Otter declined to name the three.
First District U.S. Rep. Raul Labrador, a key player in boosting Semanko in 2008, said Monday that he's hoping to agree on a consensus candidate with Otter, as well as his GOP House colleague, Rep. Mike Simpson, and Idaho Republican Sens. Mike Crapo and Jim Risch.
"My hope is that we can all sit down together and choose somebody that we can all get behind so we don't have that intraparty fight again," Labrador said.
"I have made it clear to people who are interested that it should be somebody who appeals to the establishment and also the grass roots of the party. We have had a divide between the establishment and the grass roots. I think this is a tremendous opportunity for us to unify behind one party chairman. So whatever I can do to help the governor with that, I'm 100 percent behind it."
Labrador aide Phil Hardy said an untold story was "how close" Otter and Labrador have become now that Labrador holds the 1st District seat that Otter held from 2001-2007.
Said Labrador: "I don't know how close we've become; we have a very good relationship."
Semanko told me Friday that he wouldn't run for for a third two-year term as chairman at the state convention in June, saying he informed Otter in late December. Semanko said he revealed his plans to the GOP Executive Committee on Jan. 6.

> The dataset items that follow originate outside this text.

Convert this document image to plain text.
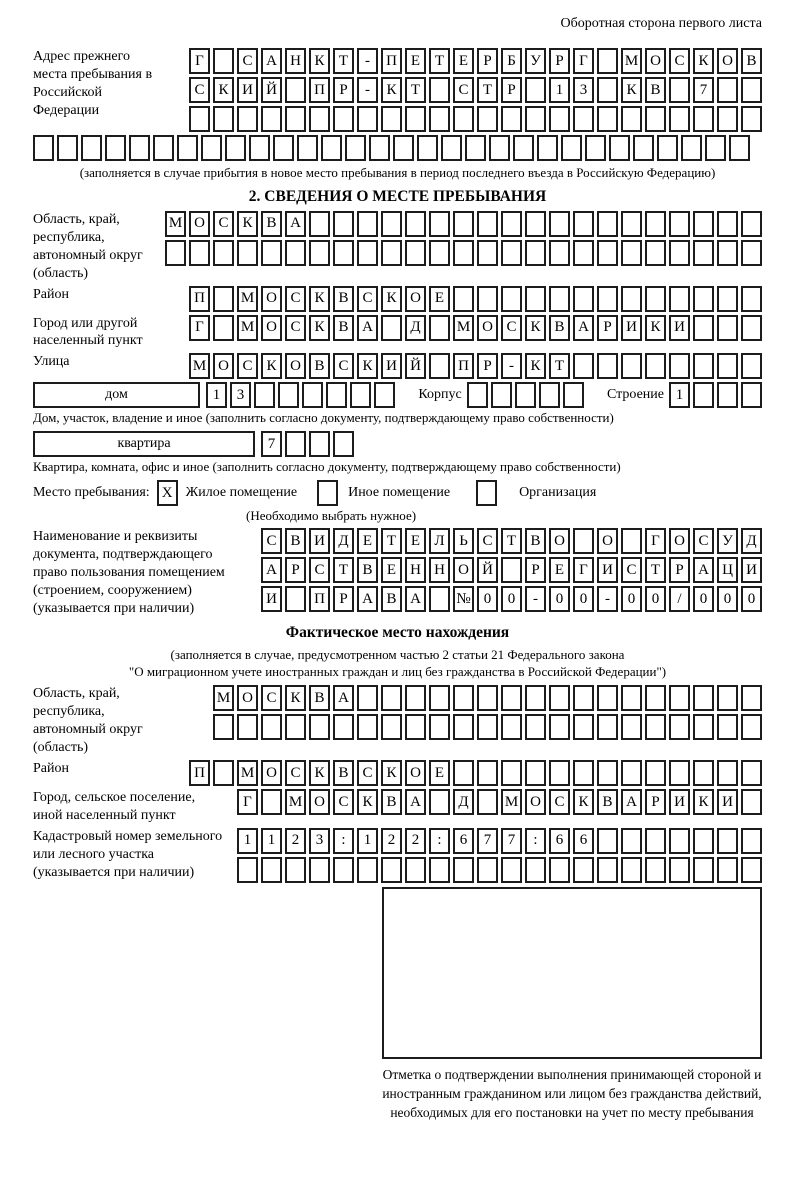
Оборотная сторона первого листа
Адрес прежнего места пребывания в Российской Федерации
Г	С А Н К Т	-	П Е Т Е	Р	Б У Р	Г	М О С К О В
С К И Й	П Р	-	К Т	С Т	Р	1	3	К В	7
(заполняется в случае прибытия в новое место пребывания в период последнего въезда в Российскую Федерацию)
2. СВЕДЕНИЯ О МЕСТЕ ПРЕБЫВАНИЯ
Область, край, республика, автономный округ (область)
М О С К В А
Район	П	М О С К В С К О Е
Город или другой населенный пункт
Г	М О С К В А	Д	М О С К В А Р И К И
Улица	М О С К О В С К И Й	П Р	-	К Т
дом	1	3	Корпус	Строение 1
Дом, участок, владение и иное (заполнить согласно документу, подтверждающему право собственности)
квартира	7
Квартира, комната, офис и иное (заполнить согласно документу, подтверждающему право собственности)
Место пребывания: X Жилое помещение	Иное помещение	Организация
(Необходимо выбрать нужное)
Наименование и реквизиты документа, подтверждающего право пользования помещением (строением, сооружением) (указывается при наличии)
С В И Д Е Т Е Л Ь С Т В О	О	Г О С У Д
А Р С Т В Е Н Н О Й	Р	Е	Г И С Т	Р А Ц И
И	П Р А В А	№ 0	0	-	0	0	-	0	0	/	0	0	0
Фактическое место нахождения
(заполняется в случае, предусмотренном частью 2 статьи 21 Федерального закона
"О миграционном учете иностранных граждан и лиц без гражданства в Российской Федерации")
Область, край, республика, автономный округ (область)
М О С К В А
Район	П	М О С К В С К О Е
Город, сельское поселение, иной населенный пункт
Г	М О С К В А	Д	М О С К В А Р И К И
Кадастровый номер земельного или лесного участка (указывается при наличии)
1	1	2	3	:	1	2	2	:	6	7	7	:	6	6
Отметка о подтверждении выполнения принимающей стороной и иностранным гражданином или лицом без гражданства действий, необходимых для его постановки на учет по месту пребывания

"Four years is long enough for anyone to serve as chairman," Semanko wrote me in an email. "We have some great success and I am fortunate to serve such a great group of folks throughout the state. To my knowledge, the last person to serve longer was Dennis Olsen -- in the late 1970s. We are very fortunate to have a deep bench and I have no doubt that the Idaho Republican delegates at the state convention will select a capable replacement to fill this volunteer position."
Olsen, the late husband of redistricting commissioner Sheila Olsen, served from 1977 until 1985, when he died at 54 of a heart attack.
Semanko also released a guest opinion Friday to Idaho newspapers saying he would not run again.
During his fall 2011 campaign for mayor of Eagle, Semanko said he planned to step down as chairman were he elected mayor. Mayor Jim Reynolds, however, defeated Semanko 78 percent to 22 percent. Semanko subsequently joined one of Idaho's largest law firms, Moffatt Thomas.